Multiple command-queues can be present within a single context. Multiple command-queues execute commands independently. Event objects visible to the host program can be used to define synchronization points between commands in multiple command queues. If such synchronization points are established between commands in multiple command-queues, an implementation must assure that the command-queues progress concurrently and correctly account for the dependencies established by the synchronization points. For a detailed explanation of synchronization points, see the execution model Synchronization section.

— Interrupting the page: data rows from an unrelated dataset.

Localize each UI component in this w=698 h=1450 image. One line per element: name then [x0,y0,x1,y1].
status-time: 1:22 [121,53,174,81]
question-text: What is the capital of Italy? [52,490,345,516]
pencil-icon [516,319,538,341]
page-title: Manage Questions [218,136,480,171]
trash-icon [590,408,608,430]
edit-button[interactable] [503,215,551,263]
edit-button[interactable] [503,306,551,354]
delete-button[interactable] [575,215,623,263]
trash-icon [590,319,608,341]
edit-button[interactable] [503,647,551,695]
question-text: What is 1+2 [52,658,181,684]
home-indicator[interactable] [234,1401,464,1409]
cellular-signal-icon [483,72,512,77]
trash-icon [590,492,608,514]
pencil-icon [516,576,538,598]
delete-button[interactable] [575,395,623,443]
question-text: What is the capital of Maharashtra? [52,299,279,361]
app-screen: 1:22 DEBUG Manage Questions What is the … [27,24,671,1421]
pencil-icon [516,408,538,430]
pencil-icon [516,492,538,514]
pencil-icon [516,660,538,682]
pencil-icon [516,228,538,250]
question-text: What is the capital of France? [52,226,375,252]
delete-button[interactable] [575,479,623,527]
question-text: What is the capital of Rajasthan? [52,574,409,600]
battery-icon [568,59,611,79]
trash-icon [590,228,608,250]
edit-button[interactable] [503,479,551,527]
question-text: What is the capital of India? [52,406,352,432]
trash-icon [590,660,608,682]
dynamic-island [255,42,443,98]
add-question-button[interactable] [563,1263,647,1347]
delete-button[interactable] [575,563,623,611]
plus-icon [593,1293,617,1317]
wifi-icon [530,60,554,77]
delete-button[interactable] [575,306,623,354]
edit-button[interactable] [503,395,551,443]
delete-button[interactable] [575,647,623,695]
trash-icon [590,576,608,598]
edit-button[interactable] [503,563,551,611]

The core of the OpenCL execution model is defined by how the kernels execute. When a kernel-enqueue command submits a kernel for execution, an index space is defined. The kernel, the argument values associated with the arguments to the kernel, and the parameters that define the index space define a kernel-instance. When a kernel-instance executes on a device, the kernel function executes for each point in the defined index space. Each of these executing kernel functions is called a work-item. The work-items associated with a given kernel-instance are managed by the device in groups called work-groups. These work-groups define a coarse grained decomposition of the Index space. Work-groups are further divided into sub-groups, which provide an additional level of control over execution.


Sub-groups are missing before version 2.1.


Work-items have a global ID based on their coordinates within the Index space. They can also be defined in terms of their work-group and the local ID within a work-group. The details of this mapping are described in the following section.